Sacrifice (The Snow Queen #2)(35)
“What?” Rakel asked.
“Perhaps we could dispatch a few people to search for magic users outside of Verglas who could help. There are plenty of enslaved and repressed magic users. Any of them would jump at the chance for freedom, and I’m sure there must be some with the kind of powers we need.”
Something about the idea made Rakel uneasy, though she couldn’t put her finger on it. But Phile has the right idea. Recruitment would help us greatly. Rakel thought of Farrin, and she frowned. I wonder…why did I not think of this previously?
“We do not have to journey outside of Verglas to recruit,” Rakel said.
“Oh really?” Phile eyed Rakel. “Because I would love to know where you are going to dredge up a magic user with powers comparable to Farrin’s.”
“I don’t have to find anyone. I will, as you put it, poach him.”
Phile stood up and almost flipped her plate. “What?” She looked around and realized her sudden movements had caught a lot of attention, so she smiled and plopped back down on the chair. After a moment she leaned across the table and growled. “You want to poach Farrin Graydim? How do you intend to do that? Waltz up to him and say ‘I beg your pardon, Colonel Graydim, loyalist and top military officer of the Chosen Army, I have decided I want you for my army. Would you come with me?’”
Rakel thought for a moment. “That sounds about right.”
“And you think he’ll agree?”
“There’s a good chance he will.”
“Why?”
“Because he has feelings for me.” Rakel sipped her apple cider. “I feel ashamed for not thinking of it sooner. I wondered, but it hadn’t occurred to me to push.” Perhaps telling me his background was a cry for help? She winced. I should have stopped him from leaving. If Tenebris learns he spoke to me, I imagine the consequences will be even worse. When she realized Phile hadn’t said a word, she looked up from her drink.
The Robber Maiden was slack jawed, caught in a rare moment of shock. “He has feelings for you?”
Rakel blinked. “I thought you knew. You made enough implications about our friendship that I assumed you did.”
“Of course I knew! But I didn’t think you would recognize his affection for at least a thousand nights!” Phile thrust an accusing finger in her direction. “How did you—a socially awkward exile who barely understands the meaning of friendship and lived like a mountain man in the hills for twelve years—realize that Farrin Graydim fancies you?”
Rakel frowned at the backhanded compliment. “I have a tolerable understanding of what friendship is.”
“Now you do! When I first approached you to practice fighting in the morning, I had to drag you kicking and biting into it.”
Rakel sniffed. “I would never do something so low as biting another person.”
“How did you figure it out, Rakel?” Phile’s voice was solemn, and her dark eyes were crinkled with confusion.
She is serious. Rakel settled her hands on her lap. “It was not as difficult as you seem to think. I was aware of the concept of love—it’s a theme often presented in fairy tales, and I owned several volumes of those when I first arrived on Ensom Peak.”

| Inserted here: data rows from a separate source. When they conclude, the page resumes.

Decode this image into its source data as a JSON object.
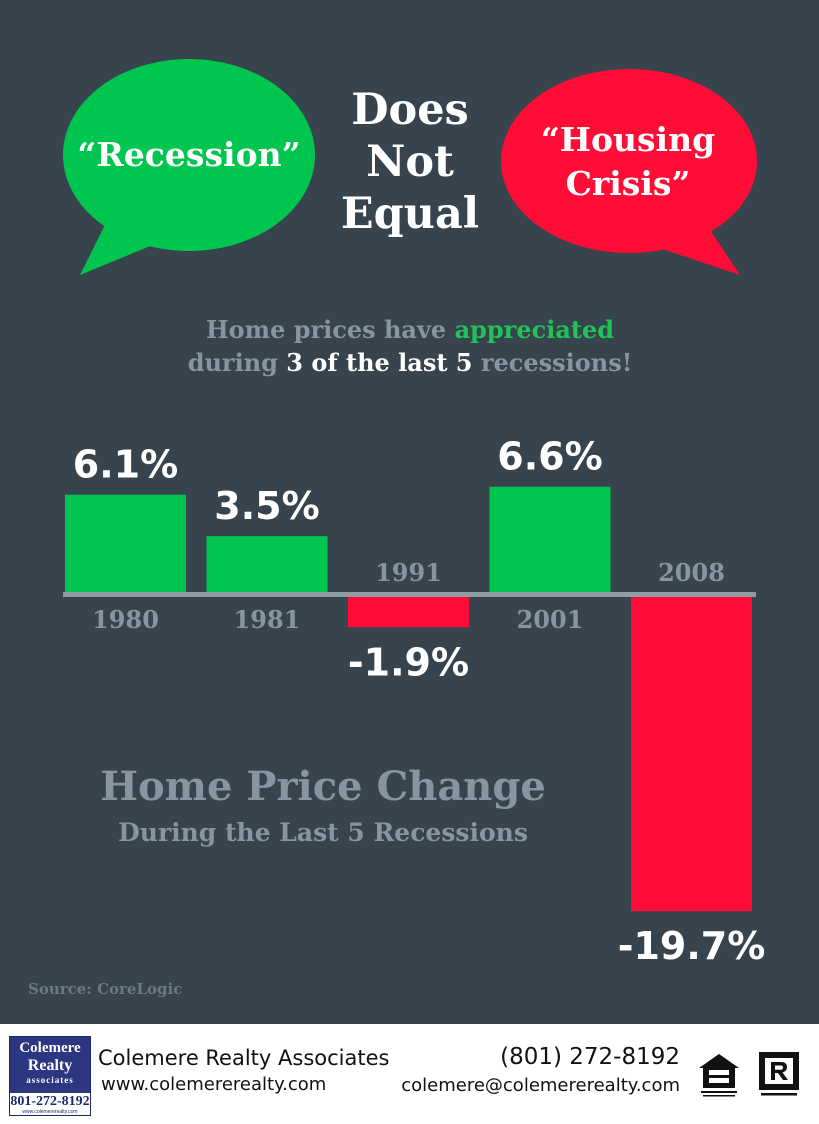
{
  "headline": {
    "left_bubble": "“Recession”",
    "center_words": [
      "Does",
      "Not",
      "Equal"
    ],
    "right_bubble_line1": "“Housing",
    "right_bubble_line2": "Crisis”"
  },
  "subtitle": {
    "line1_pre": "Home prices have ",
    "line1_highlight": "appreciated",
    "line2_pre": "during ",
    "line2_highlight": "3 of the last 5",
    "line2_post": " recessions!"
  },
  "colors": {
    "background": "#37444d",
    "positive": "#00c650",
    "negative": "#ff0d37",
    "muted_text": "#86959f",
    "baseline": "#8f9ca4"
  },
  "chart_data": {
    "type": "bar",
    "title": "Home Price Change",
    "subtitle": "During the Last 5 Recessions",
    "categories": [
      "1980",
      "1981",
      "1991",
      "2001",
      "2008"
    ],
    "values": [
      6.1,
      3.5,
      -1.9,
      6.6,
      -19.7
    ],
    "value_labels": [
      "6.1%",
      "3.5%",
      "-1.9%",
      "6.6%",
      "-19.7%"
    ],
    "grid": false
  },
  "source": "Source: CoreLogic",
  "footer": {
    "logo_line1": "Colemere",
    "logo_line2": "Realty",
    "logo_line3": "associates",
    "logo_phone": "801-272-8192",
    "logo_url": "www.colemererealty.com",
    "company": "Colemere Realty Associates",
    "website": "www.colemererealty.com",
    "phone": "(801) 272-8192",
    "email": "colemere@colemererealty.com",
    "icons": [
      "equal-housing-opportunity-icon",
      "realtor-icon"
    ]
  }
}
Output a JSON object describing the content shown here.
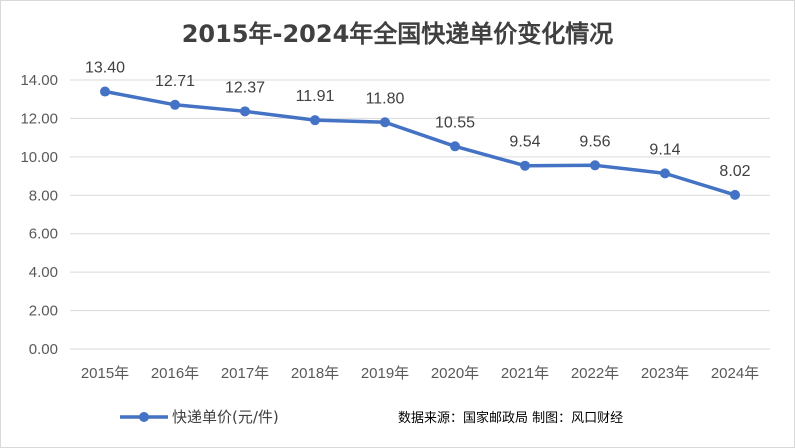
{
  "chart_data": {
    "type": "line",
    "title": "2015年-2024年全国快递单价变化情况",
    "categories": [
      "2015年",
      "2016年",
      "2017年",
      "2018年",
      "2019年",
      "2020年",
      "2021年",
      "2022年",
      "2023年",
      "2024年"
    ],
    "series": [
      {
        "name": "快递单价(元/件)",
        "values": [
          13.4,
          12.71,
          12.37,
          11.91,
          11.8,
          10.55,
          9.54,
          9.56,
          9.14,
          8.02
        ],
        "labels": [
          "13.40",
          "12.71",
          "12.37",
          "11.91",
          "11.80",
          "10.55",
          "9.54",
          "9.56",
          "9.14",
          "8.02"
        ],
        "color": "#4472c4"
      }
    ],
    "ylim": [
      0,
      14
    ],
    "ytick_labels": [
      "0.00",
      "2.00",
      "4.00",
      "6.00",
      "8.00",
      "10.00",
      "12.00",
      "14.00"
    ],
    "grid": true,
    "legend_position": "bottom-left"
  },
  "source_note": "数据来源：国家邮政局 制图：风口财经",
  "colors": {
    "series": "#4472c4",
    "grid": "#d9d9d9"
  }
}
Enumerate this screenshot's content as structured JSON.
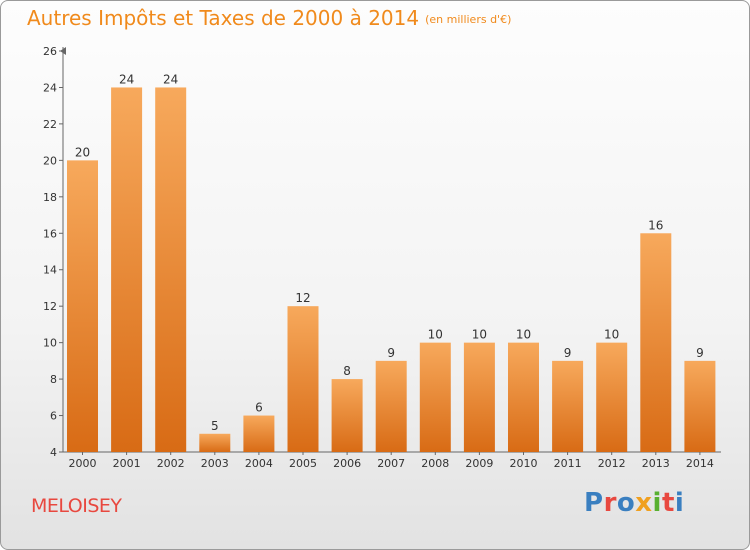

“That means you knew such a thing existed. You had no way of knowing Farrin felt that way about you. How did you figure it out?”
Feeling uncomfortable, Rakel knit her hands together. It felt traitorous to share Farrin’s heart—though he had done little to disguise his feelings. “It was the way he acted. No one—not you nor Oskar nor Halvor, no one I have ever met—looks at me the way he does. You, Kai, and Greta embrace me without thought. Farrin often touches me and is slow to move away—as though he treasures the interactions. I did not have a category for the way he treated me, so for some time I assumed it was because he saw us as enemies. It took me a shamefully long time to categorize his actions and realize what they meant.”
“I’m shocked.” Phile hunched over her plate. “I didn’t think you would ever get it. I was saving up that tasty tidbit of information to launch on Halvor and Oskar when we needed an edge to win an argument.”
Rakel, no longer feeling badly about holding out on her effervescent friend, raised her eyebrows. “I see.”
Phile removed her kerchief and ran her hands through the fringe of her ponytail. “You think he will be convinced that easily to leave Tenebris?”
“Farrin Graydim is more similar to me than you know,” Rakel said, thinking back to the beginning of her acquaintance with Phile. “He longs for someone to accept him in spite of what he is and what he has done. If we offer that and do not ask him to slaughter, I am almost certain he will join our cause.”
“Will you pretend you love him?” Phile said.
Rakel blinked in surprise.
Phile used Foedus to point at her. “You can’t fool me, Little Wolf. I know you don’t love him, yet. Will you mislead him to assure that he will join us?”
“No,” Rakel said. “If I did that, I would be no better than Tenebris.”
“What?”
“Farrin has a painful history—as I suspect most of the high-ranking officers in the Chosen possess. Tenebris freed Farrin and used his gratitude to recruit him.” Rakel paused, realizing that Phile’s earlier recruitment suggestion had been similar. We would have freed the magic users from their oaths. We are nothing like him.